Share your dilemmas and get honest opinions from other Mumsnetters.

Friend who never pays

167 replies

Bubbles111 · 25/06/2023 11:17

Hello

I have a friend who ive known for 15 years. She has always been funny with me and has always had issues with her bank card for as long as i have known her (i.e. i cant use my card, can you buy with your card and i will transfer etc).

Anyway, she has always been in v.low paying jobs (well min wage) and had a baby unexpectedely (which obv hit finances, she has a parter, though) and with rising bills, she said they have been skint for months.

But as i said she has always been funny with money. She never pays for stuffor says she will give you money back and never does. Ive had enough. I earn 15k more than her but why should i subsidise her when she has never done that with me.

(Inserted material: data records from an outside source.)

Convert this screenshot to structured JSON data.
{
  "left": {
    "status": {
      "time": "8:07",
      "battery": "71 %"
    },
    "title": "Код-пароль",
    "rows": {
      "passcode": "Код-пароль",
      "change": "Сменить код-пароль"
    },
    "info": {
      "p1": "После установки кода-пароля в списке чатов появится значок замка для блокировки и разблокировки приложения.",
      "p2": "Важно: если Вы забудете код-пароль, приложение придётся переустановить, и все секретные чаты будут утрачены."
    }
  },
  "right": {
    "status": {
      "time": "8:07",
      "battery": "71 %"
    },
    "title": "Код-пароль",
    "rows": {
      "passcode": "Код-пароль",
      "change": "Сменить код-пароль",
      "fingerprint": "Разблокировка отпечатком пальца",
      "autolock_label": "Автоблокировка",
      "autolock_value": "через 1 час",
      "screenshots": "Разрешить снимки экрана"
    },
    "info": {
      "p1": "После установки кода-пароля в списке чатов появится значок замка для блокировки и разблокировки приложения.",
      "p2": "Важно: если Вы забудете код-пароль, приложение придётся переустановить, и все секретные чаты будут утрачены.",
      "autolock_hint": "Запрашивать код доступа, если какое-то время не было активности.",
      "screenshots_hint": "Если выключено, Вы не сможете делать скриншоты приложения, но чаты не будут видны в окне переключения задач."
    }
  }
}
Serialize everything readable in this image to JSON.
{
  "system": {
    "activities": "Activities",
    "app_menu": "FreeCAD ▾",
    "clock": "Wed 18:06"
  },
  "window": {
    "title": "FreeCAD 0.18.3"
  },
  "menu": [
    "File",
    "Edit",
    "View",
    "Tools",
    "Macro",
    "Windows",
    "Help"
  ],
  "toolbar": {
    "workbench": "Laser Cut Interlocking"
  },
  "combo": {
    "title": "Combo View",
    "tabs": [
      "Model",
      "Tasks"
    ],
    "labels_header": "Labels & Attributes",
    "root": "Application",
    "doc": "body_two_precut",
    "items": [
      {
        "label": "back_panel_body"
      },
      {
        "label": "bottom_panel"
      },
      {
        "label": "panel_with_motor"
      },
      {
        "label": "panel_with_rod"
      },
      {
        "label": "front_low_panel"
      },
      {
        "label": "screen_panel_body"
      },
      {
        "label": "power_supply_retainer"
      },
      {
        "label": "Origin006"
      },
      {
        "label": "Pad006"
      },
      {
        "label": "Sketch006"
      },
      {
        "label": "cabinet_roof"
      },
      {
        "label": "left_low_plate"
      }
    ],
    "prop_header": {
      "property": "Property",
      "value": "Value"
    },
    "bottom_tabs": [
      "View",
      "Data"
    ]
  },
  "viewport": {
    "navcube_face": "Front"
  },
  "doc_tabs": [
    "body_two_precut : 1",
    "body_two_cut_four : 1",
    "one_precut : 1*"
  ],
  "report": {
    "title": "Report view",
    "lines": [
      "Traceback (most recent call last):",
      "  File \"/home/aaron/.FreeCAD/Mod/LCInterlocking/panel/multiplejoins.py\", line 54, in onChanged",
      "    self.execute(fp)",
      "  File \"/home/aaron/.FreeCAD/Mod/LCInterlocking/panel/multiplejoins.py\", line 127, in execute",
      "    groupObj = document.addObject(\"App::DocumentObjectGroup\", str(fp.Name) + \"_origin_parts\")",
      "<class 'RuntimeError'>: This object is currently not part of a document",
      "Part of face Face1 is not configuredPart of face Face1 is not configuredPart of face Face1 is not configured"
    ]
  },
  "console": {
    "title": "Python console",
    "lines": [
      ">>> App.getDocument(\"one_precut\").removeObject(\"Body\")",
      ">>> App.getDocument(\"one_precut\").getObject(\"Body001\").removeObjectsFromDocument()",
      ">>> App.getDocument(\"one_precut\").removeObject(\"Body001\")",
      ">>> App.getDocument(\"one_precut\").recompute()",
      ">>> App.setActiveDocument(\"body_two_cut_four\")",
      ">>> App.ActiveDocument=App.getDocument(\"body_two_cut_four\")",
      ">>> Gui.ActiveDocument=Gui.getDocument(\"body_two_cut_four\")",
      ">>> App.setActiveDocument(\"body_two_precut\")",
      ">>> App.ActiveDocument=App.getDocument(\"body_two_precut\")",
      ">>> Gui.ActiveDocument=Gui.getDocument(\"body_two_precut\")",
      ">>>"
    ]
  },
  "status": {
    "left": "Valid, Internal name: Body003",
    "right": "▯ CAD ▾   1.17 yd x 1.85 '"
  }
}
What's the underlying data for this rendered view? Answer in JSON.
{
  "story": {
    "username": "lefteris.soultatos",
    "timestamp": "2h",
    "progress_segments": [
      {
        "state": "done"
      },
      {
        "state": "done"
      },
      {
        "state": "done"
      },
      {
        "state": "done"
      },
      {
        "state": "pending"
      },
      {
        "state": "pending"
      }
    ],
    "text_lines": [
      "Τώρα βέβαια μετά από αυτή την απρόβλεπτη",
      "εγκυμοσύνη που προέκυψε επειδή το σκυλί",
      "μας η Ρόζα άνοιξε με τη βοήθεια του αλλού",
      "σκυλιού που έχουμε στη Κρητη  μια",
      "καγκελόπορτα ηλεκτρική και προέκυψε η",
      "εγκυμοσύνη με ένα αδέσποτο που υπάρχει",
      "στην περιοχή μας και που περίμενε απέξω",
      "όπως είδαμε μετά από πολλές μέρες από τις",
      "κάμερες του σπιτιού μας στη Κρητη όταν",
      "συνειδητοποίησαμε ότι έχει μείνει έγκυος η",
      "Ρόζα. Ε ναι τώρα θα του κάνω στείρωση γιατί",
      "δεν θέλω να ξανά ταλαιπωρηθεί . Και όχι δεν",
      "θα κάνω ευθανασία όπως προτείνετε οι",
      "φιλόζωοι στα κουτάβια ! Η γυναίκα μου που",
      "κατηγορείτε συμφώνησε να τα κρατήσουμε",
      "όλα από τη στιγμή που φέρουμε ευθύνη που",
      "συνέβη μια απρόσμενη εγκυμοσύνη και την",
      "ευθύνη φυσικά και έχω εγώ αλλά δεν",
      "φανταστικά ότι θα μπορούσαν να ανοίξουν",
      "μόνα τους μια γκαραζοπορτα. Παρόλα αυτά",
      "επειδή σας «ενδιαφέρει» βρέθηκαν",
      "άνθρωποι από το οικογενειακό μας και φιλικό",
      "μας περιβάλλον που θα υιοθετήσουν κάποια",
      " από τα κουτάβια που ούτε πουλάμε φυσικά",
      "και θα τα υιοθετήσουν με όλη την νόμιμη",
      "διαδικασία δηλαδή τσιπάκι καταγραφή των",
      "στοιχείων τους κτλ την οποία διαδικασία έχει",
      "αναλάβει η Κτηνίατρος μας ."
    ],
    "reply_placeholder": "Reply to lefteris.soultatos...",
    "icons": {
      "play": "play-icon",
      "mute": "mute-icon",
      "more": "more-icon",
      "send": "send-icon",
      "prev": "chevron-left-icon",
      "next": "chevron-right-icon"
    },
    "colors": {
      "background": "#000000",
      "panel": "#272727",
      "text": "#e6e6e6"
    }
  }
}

She came over to mine last night for a girls night and told me how skint she was. She kept hinting at me picking her up beforehand to save her payibg for a taxi (but i just ignored as shes 20miles away). She met me at my local shop and happily let me pay for snacks, drinks for us, all of whch she picked out. She said she would give me half - never did. She then kept saying she couldnt wait to order food (we agreed a takeaway) she then ordered £20 worth of food from my account (just eat) and said she would give me the money. She picked up her phone as if she was going to transfer but then put it back down.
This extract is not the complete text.